Ethereum may face a new round of downward risk, analysts warn it could drop to $1200
Mar 30, 2026 15:17:13
Crypto analyst Leshka.eth expressed the view that the price trend of Ethereum is recently showing a technical pattern similar to historical "bull market traps," with a risk of further decline in the short term, potentially targeting $1200, representing a potential drop of about 40% from current levels. The technical indicators show that the Supertrend indicator on the daily chart for ETH has failed to sustain its previous two "bullish" signals, which subsequently triggered significant corrections of 45% and 48%. A similar structure is currently appearing again at the critical level of about $1990, and if it breaks down, it may trigger a new round of accelerated decline.

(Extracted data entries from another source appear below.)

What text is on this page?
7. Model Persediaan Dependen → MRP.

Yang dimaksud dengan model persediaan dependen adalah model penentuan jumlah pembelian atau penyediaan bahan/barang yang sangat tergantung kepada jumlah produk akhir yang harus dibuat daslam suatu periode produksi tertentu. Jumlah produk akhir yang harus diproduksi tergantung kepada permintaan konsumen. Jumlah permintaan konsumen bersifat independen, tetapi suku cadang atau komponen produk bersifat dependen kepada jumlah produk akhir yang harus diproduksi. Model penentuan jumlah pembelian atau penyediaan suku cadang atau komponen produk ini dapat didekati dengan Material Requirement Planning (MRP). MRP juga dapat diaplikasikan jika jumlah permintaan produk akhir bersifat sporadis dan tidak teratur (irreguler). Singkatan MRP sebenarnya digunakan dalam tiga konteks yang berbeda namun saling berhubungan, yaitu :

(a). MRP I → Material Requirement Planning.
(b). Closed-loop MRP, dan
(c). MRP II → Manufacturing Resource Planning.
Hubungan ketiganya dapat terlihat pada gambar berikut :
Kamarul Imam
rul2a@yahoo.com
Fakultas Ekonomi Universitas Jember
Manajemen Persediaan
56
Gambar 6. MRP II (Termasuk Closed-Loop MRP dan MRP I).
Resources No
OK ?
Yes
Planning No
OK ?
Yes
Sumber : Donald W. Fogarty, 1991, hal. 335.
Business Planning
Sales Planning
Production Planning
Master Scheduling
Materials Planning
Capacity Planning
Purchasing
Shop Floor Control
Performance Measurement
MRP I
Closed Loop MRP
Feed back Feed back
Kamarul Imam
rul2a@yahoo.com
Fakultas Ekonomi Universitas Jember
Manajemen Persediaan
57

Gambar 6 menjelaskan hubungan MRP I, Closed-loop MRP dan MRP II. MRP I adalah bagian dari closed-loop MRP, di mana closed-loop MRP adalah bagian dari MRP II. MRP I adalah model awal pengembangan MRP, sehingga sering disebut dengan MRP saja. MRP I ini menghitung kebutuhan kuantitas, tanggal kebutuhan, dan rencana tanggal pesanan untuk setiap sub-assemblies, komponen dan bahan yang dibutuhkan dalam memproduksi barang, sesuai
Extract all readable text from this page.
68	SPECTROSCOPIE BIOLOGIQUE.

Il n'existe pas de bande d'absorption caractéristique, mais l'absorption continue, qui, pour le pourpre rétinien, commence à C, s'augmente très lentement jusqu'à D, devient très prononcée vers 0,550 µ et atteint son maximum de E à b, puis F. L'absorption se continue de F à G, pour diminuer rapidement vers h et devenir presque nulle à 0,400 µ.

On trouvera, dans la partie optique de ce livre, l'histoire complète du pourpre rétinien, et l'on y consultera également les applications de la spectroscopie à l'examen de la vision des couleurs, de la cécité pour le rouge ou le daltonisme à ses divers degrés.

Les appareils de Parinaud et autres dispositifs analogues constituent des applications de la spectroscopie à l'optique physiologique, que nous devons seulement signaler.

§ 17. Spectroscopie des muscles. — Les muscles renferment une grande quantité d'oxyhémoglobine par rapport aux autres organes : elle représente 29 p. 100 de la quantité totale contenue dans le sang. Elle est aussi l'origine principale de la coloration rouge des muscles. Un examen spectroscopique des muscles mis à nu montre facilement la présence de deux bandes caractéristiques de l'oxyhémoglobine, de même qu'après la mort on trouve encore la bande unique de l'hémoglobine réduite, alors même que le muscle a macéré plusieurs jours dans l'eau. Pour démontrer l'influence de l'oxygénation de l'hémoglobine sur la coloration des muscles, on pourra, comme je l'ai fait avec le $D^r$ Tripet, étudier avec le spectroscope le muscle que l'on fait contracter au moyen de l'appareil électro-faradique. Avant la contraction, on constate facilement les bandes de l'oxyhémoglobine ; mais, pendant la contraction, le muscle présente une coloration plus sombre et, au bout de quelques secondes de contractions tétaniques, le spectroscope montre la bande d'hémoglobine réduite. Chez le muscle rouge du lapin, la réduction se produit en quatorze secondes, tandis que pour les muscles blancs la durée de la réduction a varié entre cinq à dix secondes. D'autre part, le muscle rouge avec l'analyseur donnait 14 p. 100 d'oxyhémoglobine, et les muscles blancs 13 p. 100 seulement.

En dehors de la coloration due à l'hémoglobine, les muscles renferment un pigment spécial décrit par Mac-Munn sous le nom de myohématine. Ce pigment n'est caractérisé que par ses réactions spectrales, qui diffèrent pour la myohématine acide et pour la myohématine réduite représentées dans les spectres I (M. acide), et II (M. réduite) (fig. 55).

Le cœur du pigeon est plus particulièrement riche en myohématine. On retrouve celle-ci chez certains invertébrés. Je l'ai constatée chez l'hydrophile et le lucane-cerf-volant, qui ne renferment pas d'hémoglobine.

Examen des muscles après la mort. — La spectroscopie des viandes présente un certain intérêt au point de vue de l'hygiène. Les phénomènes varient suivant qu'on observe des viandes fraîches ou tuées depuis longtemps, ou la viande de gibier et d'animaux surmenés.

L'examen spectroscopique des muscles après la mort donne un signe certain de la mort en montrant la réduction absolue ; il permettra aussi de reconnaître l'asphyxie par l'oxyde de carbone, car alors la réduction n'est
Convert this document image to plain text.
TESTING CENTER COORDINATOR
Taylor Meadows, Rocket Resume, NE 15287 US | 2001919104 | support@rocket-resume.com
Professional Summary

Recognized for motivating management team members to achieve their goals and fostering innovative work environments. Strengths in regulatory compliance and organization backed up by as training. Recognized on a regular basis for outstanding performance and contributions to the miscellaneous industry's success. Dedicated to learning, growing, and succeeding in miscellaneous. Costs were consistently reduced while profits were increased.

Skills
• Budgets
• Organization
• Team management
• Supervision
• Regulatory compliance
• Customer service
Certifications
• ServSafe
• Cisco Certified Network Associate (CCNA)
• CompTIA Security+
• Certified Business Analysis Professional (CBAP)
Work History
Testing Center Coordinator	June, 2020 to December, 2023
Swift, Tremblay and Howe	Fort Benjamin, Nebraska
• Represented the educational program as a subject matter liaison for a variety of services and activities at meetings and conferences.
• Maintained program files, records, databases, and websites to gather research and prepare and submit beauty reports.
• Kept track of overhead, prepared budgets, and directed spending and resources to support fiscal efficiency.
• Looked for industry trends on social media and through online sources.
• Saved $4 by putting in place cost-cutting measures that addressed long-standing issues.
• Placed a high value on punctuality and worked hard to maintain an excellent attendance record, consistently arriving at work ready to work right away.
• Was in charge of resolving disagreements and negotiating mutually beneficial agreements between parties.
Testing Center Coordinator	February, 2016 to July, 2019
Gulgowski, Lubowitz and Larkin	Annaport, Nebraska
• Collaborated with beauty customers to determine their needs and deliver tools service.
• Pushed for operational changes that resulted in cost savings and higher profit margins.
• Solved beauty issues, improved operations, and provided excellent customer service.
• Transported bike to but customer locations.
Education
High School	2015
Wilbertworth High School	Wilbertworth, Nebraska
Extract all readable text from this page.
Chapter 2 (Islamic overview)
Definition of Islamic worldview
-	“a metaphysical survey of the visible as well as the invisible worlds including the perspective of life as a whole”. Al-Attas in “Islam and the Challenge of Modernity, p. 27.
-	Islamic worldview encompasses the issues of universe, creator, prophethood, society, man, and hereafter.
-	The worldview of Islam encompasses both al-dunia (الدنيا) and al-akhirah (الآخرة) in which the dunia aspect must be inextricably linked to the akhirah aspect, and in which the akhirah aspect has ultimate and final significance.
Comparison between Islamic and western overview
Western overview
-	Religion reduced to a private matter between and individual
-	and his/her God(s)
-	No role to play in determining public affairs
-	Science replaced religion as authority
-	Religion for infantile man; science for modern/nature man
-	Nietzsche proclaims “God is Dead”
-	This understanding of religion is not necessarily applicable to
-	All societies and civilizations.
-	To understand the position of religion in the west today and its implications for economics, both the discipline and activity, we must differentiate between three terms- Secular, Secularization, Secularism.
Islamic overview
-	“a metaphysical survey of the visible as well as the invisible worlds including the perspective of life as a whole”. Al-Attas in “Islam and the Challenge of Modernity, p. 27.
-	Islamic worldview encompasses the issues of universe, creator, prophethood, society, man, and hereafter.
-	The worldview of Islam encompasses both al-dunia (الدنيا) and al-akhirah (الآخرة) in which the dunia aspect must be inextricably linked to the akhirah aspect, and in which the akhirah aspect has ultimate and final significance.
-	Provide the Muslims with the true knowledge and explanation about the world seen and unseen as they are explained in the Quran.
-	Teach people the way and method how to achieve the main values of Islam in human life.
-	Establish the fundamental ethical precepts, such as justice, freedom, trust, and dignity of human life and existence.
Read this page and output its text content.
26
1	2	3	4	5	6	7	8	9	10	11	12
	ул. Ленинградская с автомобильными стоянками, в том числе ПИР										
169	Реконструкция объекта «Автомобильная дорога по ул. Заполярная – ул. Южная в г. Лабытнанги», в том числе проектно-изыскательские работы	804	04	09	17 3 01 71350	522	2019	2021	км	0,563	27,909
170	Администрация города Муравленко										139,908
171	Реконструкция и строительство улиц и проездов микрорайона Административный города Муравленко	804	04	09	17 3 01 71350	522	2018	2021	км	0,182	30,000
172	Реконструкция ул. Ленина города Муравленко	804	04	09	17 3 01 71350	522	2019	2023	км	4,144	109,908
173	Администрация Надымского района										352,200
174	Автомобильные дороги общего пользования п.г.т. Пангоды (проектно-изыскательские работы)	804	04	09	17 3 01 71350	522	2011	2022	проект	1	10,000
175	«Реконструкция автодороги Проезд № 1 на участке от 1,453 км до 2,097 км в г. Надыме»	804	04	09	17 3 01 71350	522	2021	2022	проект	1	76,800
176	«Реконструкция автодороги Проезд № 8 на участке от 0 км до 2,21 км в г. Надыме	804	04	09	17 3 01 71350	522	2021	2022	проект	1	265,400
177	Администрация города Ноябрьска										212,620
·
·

The fundamentals and capital flows are also weak. On the macro level, geopolitical conflicts in the Middle East and recession expectations are suppressing risk appetite, while the market's expectations for the Federal Reserve to cut interest rates have significantly shifted. In terms of capital flows, there has been a net outflow of about $300 million from the U.S. spot Ethereum ETF recently, and on-chain demand has dropped to a 16-month low. On-chain data shows that the number of large holding addresses (≥10,000 ETH) has stagnated since peaking, and there are no significant signs of accumulation from "whale" and "shark" addresses in the 1,000 to 10,000 ETH and 100 to 1,000 ETH ranges, respectively, indicating a state of distribution and wait-and-see. In the absence of strong buying support, if key support levels are lost, the price of ETH may face further downward pressure.